L.A. Chargers coach: Kirby Smart’s advice to draft Jamaree Salyer saved playoff season

I'm offering this because I was SHOCKED that the Falcons PASSED on Jamaree Salyer in round 6 instead for his teammate Justin Shafer, who was nowhere near the talent. This is one of the first inclinations I had that the Falcons scouting/draft team and player development teams are sub-par. This was a no-brainer failure by the Falcons and someone should be answering questions. I was saying this immediately after the draft on this site. Here is Mike Griffith at DawgNation reporting the market intelligence from LA/San Diego.

Mike Griffith,

DawgNation Staff

@mikegriffith32Posted March 7, 2023

ATHENS — Georgia coach Kirby Smart has become known best for winning championships and developing first-round players.

But it was the phone call he was on in the latter rounds of the 2022 Draft that proved pivotal for one NFL Playoff team.

WATCH: Jamaree Salyer provided advice for Georgia to repeat as champs in 2022

Los Angeles Chargers head coach Brandon Staley shared the important role Smart played in helping Jamaree Salyer get selected in last year’s draft after the UGA team captain had slid deep into the draft on account of his injury history.

"My favorite story from the last two years is we picked Jamaree Salyer in the sixth round, and he ends up like saving our season," said Staley, whose franchise picked Salyer to played guard but ended up having to use him at offensive tackle on account of injuries.

"I’d spoken at Kirby Smart’s clinic at Georgia last year, and they had a million guys coming out, (Smart) does a great job, and Jamaree is a guy we really loved in the draft process."

But to Staley’s point, when an obviously talented and strong character player like Salyer keeps getting passed by, franchises wonder if there’s more going on with the prospect than they’re aware.

"(So) the rounds are going and there’s some stuff about some of his medical history and stuff like that, but we loved him as a player," Staley said. "So it’s getting like the sixth round, I call Kirby Smart on the phone and I’m like, ‘Kirby we need to talk.’

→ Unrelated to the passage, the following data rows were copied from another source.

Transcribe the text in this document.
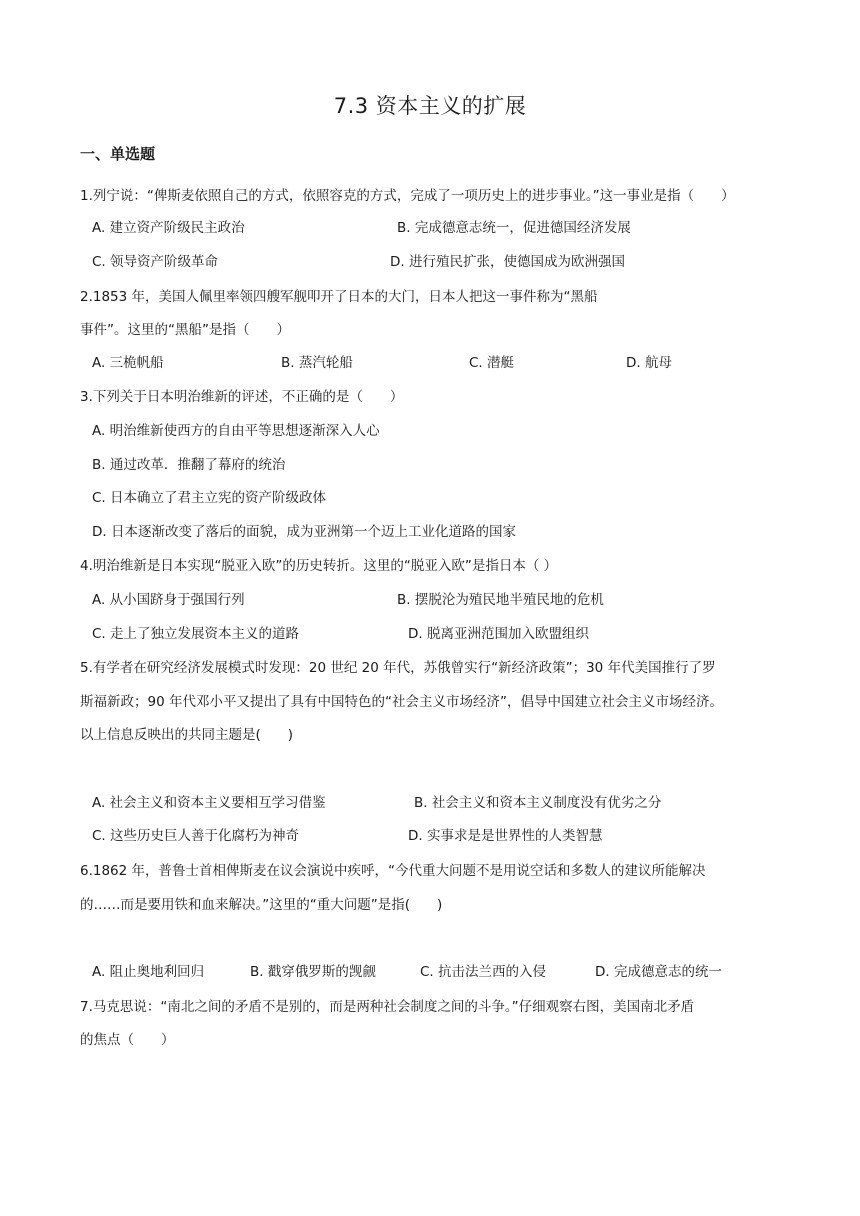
7.3 资本主义的扩展
一、单选题
1.列宁说：“俾斯麦依照自己的方式，依照容克的方式，完成了一项历史上的进步事业。”这一事业是指（　　）
A. 建立资产阶级民主政治	B. 完成德意志统一，促进德国经济发展
C. 领导资产阶级革命	D. 进行殖民扩张，使德国成为欧洲强国
2.1853 年，美国人佩里率领四艘军舰叩开了日本的大门，日本人把这一事件称为“黑船
事件”。这里的“黑船”是指（　　）
A. 三桅帆船	B. 蒸汽轮船	C. 潜艇	D. 航母
3.下列关于日本明治维新的评述，不正确的是（　　）
A. 明治维新使西方的自由平等思想逐渐深入人心
B. 通过改革．推翻了幕府的统治
C. 日本确立了君主立宪的资产阶级政体
D. 日本逐渐改变了落后的面貌，成为亚洲第一个迈上工业化道路的国家
4.明治维新是日本实现“脱亚入欧”的历史转折。这里的“脱亚入欧”是指日本（ ）
A. 从小国跻身于强国行列	B. 摆脱沦为殖民地半殖民地的危机
C. 走上了独立发展资本主义的道路	D. 脱离亚洲范围加入欧盟组织
5.有学者在研究经济发展模式时发现：20 世纪 20 年代，苏俄曾实行“新经济政策”；30 年代美国推行了罗
斯福新政；90 年代邓小平又提出了具有中国特色的“社会主义市场经济”，倡导中国建立社会主义市场经济。
以上信息反映出的共同主题是(　　)
A. 社会主义和资本主义要相互学习借鉴	B. 社会主义和资本主义制度没有优劣之分
C. 这些历史巨人善于化腐朽为神奇	D. 实事求是是世界性的人类智慧
6.1862 年，普鲁士首相俾斯麦在议会演说中疾呼，“今代重大问题不是用说空话和多数人的建议所能解决
的……而是要用铁和血来解决。”这里的“重大问题”是指(　　)
A. 阻止奥地利回归	B. 戳穿俄罗斯的觊觎	C. 抗击法兰西的入侵	D. 完成德意志的统一
7.马克思说：“南北之间的矛盾不是别的，而是两种社会制度之间的斗争。”仔细观察右图，美国南北矛盾
的焦点（　　）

"(Smart) said ‘Brandon, I promise you, this guy is the real deal,’ and we pick him, he has a fantastic season, and we probably picked him two or three rounds too late."

Smart’s credibility and relationships with NFL head coaches and general managers is integral to his players being selected in optimal positions, as Staley explained.

"It’s one of those things where you’re on the clock, and you’re trusting those relationships you’ve built with people," Staley said, "and you’re getting that information in real time, and for us to go pick him, it was a great moment for the Chargers."

It was a great moment for Georgia football, too, because it illustrated the value that playing for a program with the stability of a well-known coach can have over other programs that may be trying to lure recruits with more NIL money up front.

The Bulldogs have players making money through NIL like any other program — Stetson Bennett is believed to have made more than $1 million as a returning starter last season.

But the bigger value for prospects with NFL talent most often comes on the back end, when they are able to realize their professional aspirations after training against other elite NFL types with experienced and celebrated coaches.

Salyer, a player who didn’t start until his sophomore season, had the sort of season in Los Angeles that further enhances the Georgia brand, as he provided more evidence of the preparedness that Smart’s players bring to the NFL.

Philadelphia Eagles vice president and GM Howie Rosenberg vouched for Smart and Georgia football last week at the NFL Combine, as well.

"The guys we get from that program understand how to work and they understand the expectations — it’s not just about playing well, it’s about trying to compete for championships," said Roseman, whose Eagles did just that this season, winning 16 games before falling just short in the Super Bowl.

"They are being trained the right way at Georgia as football players and as people."